You want the best quality and to do it only once, so respect Nyquist diligently and allow ample headroom to avoid clipping by using 24-bit sampling and not worrying if the peaks in your waveform are even only 1/4 or 1/2 of full-scale. You can use Replygain's Album Gain mode to achieve normal loudness for playback after you've made your recording.

When you later downsample to 44.1 kHz, a brickwall pre-filter must be applied before generating the samples at the lower rate, as part of the algorithm. SSRC and the equivalent downsampler in Foobar2000 will certainly do this, as will good quality audio editing software.

Foobar2000 has excellent DSP resampler and dithering algorithms for optimum conversion of your lossless high-sampling rate, high bit-depth files to 16-bit, 44.1 kSa/s for burning to CD. With vinyl sources, I'd say that "no noise shaping" dither is ideal when converting to 16-bit.
Dynamic – the artist formerly known as DickD

Vinyl -> 24/96: Rip once, rip right, never rip again

Reply #21
Even with a (good) vinyl source, noise shaping is necessary to avoid adding to the audible noise background.

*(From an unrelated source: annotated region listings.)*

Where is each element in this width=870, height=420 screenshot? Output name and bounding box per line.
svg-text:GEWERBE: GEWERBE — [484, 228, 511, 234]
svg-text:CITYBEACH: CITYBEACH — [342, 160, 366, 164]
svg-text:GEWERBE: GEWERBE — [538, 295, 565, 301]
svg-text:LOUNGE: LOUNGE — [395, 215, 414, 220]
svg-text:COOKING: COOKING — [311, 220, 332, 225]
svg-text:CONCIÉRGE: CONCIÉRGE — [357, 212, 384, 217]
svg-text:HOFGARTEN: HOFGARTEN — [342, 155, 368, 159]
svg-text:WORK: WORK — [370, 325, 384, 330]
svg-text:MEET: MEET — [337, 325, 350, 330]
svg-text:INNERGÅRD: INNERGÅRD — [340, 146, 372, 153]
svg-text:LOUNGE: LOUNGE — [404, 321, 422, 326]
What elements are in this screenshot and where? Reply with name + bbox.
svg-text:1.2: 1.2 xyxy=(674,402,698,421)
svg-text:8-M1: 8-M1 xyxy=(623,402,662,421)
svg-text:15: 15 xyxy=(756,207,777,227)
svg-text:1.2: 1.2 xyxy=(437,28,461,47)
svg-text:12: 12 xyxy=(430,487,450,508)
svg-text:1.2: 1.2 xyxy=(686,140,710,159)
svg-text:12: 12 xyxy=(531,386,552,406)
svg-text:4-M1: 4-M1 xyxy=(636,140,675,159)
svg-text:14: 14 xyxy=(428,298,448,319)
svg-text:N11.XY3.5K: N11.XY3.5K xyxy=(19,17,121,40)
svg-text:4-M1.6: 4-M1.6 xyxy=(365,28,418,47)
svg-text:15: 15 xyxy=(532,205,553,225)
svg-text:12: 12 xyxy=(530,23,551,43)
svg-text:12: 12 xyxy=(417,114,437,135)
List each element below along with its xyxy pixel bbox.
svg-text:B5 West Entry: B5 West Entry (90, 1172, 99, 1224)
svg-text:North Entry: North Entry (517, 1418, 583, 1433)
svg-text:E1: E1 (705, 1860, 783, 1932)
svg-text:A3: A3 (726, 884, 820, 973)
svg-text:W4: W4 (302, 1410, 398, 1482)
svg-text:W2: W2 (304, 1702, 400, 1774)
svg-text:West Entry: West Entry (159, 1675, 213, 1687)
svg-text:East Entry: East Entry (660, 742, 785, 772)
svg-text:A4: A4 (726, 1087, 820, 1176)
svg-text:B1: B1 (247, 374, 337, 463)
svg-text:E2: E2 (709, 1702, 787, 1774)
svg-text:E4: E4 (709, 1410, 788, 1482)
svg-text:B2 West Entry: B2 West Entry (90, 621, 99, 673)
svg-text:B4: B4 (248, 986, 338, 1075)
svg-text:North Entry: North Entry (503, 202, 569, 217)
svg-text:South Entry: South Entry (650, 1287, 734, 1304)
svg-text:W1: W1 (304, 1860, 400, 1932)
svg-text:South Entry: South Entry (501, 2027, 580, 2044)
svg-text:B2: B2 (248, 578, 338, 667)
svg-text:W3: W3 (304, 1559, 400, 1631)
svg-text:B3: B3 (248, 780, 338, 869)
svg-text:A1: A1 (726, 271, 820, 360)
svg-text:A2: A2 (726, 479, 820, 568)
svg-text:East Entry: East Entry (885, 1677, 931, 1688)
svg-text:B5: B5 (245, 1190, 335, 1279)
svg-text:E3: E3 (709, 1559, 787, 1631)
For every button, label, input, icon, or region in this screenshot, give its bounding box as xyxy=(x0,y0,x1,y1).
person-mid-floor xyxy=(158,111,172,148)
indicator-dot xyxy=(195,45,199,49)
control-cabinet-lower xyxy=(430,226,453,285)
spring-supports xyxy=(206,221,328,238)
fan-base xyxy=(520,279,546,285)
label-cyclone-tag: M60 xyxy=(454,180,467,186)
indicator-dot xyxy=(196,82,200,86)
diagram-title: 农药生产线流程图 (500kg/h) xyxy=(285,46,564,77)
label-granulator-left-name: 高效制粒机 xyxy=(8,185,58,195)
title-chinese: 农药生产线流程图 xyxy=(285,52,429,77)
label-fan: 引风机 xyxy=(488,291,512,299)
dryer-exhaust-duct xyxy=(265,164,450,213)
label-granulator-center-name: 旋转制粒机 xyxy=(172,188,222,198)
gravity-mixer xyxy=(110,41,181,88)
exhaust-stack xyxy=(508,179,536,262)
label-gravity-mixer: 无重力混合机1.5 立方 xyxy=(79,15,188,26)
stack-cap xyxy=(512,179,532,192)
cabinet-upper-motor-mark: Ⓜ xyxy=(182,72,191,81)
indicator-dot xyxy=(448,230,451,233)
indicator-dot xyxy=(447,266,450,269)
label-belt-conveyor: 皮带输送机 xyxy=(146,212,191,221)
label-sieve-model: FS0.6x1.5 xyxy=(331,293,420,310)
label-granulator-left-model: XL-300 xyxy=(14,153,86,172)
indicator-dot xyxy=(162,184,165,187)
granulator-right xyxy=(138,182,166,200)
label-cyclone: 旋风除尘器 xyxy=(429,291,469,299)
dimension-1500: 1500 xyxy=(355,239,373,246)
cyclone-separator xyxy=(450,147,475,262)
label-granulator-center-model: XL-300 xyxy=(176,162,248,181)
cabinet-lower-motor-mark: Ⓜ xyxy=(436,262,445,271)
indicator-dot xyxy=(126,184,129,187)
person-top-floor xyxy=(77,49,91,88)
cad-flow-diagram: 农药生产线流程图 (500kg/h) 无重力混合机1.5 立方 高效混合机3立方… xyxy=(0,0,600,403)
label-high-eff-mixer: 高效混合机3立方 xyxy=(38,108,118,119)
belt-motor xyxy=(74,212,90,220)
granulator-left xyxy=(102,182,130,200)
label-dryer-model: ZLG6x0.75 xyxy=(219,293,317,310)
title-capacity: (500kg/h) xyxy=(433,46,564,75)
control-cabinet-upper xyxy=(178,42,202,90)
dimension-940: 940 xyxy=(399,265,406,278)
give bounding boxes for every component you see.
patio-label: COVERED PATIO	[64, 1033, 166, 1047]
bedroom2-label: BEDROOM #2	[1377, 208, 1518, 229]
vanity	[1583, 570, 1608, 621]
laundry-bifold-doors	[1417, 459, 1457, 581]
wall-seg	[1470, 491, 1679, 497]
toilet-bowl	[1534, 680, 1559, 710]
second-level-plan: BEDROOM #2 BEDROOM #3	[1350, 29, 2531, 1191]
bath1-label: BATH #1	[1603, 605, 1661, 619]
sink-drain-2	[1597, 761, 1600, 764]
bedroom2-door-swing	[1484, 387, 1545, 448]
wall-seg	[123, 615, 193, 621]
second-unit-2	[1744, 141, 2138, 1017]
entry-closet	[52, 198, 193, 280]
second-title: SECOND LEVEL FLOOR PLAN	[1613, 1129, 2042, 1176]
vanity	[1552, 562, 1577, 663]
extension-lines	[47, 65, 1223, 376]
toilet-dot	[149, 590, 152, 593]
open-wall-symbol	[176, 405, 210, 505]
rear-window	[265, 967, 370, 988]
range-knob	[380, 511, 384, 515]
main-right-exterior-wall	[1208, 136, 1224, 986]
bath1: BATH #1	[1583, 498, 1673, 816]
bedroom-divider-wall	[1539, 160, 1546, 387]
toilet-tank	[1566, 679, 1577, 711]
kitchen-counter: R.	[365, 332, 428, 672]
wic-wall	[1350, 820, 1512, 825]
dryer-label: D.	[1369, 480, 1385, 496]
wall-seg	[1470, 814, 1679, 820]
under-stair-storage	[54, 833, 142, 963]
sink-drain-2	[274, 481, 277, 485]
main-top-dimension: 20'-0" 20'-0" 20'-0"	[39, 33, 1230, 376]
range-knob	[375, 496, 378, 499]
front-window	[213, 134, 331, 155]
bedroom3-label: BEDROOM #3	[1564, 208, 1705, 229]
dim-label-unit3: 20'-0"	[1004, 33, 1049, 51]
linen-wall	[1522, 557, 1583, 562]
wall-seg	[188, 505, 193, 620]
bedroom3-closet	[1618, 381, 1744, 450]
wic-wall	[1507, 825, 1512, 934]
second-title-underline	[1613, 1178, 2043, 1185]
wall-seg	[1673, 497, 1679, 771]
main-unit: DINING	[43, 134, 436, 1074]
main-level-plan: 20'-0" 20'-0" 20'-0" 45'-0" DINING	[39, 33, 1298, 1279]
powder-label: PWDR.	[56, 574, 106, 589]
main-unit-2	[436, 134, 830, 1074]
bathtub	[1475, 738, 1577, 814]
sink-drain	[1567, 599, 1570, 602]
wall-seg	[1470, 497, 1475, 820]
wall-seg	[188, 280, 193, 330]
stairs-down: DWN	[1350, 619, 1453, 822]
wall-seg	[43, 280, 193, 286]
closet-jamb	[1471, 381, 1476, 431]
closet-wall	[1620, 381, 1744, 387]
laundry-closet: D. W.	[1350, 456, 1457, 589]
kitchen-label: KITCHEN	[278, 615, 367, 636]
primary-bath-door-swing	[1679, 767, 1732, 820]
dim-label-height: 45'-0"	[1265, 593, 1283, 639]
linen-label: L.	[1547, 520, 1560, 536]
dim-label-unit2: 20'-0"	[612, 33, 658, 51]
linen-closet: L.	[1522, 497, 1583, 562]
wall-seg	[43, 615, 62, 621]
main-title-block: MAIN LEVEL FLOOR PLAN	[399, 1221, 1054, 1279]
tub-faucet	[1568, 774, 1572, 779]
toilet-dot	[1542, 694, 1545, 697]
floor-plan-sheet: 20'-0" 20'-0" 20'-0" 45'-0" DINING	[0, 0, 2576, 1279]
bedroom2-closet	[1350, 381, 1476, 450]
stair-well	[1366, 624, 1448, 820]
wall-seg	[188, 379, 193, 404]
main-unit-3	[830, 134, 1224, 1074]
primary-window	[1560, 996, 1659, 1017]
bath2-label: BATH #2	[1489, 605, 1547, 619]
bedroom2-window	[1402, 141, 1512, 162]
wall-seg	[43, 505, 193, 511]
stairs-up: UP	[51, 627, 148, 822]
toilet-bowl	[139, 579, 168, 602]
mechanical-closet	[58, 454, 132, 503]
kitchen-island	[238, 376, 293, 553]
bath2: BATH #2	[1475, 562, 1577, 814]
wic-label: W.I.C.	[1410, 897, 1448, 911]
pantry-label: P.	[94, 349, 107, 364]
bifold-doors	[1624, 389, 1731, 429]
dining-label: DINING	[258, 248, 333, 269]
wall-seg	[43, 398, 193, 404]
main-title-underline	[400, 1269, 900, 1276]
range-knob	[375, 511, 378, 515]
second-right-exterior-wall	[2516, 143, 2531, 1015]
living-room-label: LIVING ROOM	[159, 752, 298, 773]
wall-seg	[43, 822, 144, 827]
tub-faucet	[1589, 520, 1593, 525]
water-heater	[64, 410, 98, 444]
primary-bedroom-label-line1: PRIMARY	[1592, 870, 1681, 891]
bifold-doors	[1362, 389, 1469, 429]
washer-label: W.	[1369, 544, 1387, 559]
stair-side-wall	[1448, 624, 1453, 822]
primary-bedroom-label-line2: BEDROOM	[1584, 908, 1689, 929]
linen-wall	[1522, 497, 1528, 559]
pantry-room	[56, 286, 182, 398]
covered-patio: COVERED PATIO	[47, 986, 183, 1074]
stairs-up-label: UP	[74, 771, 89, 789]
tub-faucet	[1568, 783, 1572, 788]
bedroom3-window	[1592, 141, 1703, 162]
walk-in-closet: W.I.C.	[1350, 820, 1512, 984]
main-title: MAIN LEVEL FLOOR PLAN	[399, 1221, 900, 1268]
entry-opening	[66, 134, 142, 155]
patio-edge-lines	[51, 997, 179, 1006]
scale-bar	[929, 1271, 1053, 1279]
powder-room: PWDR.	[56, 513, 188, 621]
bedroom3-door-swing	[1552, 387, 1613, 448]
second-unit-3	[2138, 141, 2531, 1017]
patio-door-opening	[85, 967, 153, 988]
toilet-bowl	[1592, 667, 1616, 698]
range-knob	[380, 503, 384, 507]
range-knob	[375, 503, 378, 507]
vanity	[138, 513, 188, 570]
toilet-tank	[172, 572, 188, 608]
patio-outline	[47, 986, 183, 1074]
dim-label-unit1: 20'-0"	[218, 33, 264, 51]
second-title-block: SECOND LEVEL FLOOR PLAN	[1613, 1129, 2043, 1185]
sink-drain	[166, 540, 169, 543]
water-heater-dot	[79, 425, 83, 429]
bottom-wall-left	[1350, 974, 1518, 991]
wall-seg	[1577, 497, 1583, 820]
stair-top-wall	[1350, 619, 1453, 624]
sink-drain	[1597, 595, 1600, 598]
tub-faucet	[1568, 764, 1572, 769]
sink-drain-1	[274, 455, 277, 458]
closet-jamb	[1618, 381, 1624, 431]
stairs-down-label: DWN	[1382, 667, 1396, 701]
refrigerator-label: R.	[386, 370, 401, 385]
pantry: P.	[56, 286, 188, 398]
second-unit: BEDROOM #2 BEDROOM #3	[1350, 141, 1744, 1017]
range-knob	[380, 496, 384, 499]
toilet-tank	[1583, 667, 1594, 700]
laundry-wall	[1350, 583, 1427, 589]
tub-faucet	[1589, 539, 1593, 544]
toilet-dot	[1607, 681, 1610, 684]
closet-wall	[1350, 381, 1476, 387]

Vinyl -> 24/96: Rip once, rip right, never rip again

Reply #22
Even with a (good) vinyl source, noise shaping is necessary to avoid adding to the audible noise background.

I don't think so. Vinyl background noise is much higher than 16-bit background noise, so you don't need to use any kind of dithering when converting it to 16 bit. Anyway, in case you still want to use dither, use flat dither, it won't do anything to the source, it's faster and is, as its name implies, spectrally flat. ATH Noise shaping will probably add some HF noise.

Vinyl -> 24/96: Rip once, rip right, never rip again

Reply #23
Its true that dither isn't often really needed. The primary results of dither/no dither aren't audible even in the purest live recordings until the levels get very low. However, with a good vinyl transfer and judicious NR, fades can get down to about the level where it starts to make a difference.

If you are using dither I guess you can argue for whtever appeals to you. I like haveing it mostly above 18kHz where I'm never going to hear it.

Vinyl -> 24/96: Rip once, rip right, never rip again

Reply #24

I digitize analog (SACDs in this case) at 88/24 rather than 96, only because 88-->44 would seem a simpler transform, and uses somewhat less space/processing time than 96.  Am I being superstitious?


88 to 44 is no simplier then 96 to 48.  If you're planning on using 44, then 88 makes sense, but given that everything supports 48k these days, and a lot of cards don't support 44.1, I don't see the need to worry about 44.1 for an analog source.


I do resample to 44.1 as a last step, as much out of habit as out of the rare instance where I actually burn the .wavs back to CDR for playback in a CD or DVD player.  FWIW, I rarely digitize LPs, and when I do, I don't use 88.2, I use plain old 44.1. 



yeah... the Nyquist theorem is enough. We don't need LP's, SACD's, or DVD-Audio, and ripping anything higher than the standards it's only placebo. A perfectly mastered CD sounds just fine.



Correct. 

The 'need' for higher sampling rates and bitdepths *for home playback delivery formats* has never been established in fact.  The utility of 24 bits for recording / production is not in doubt.  The Nyquist theorem has been extremely well established to be 'enough' if by that you mean, enough to determine the parameters for sampling needed to capture whatever desired bandwith.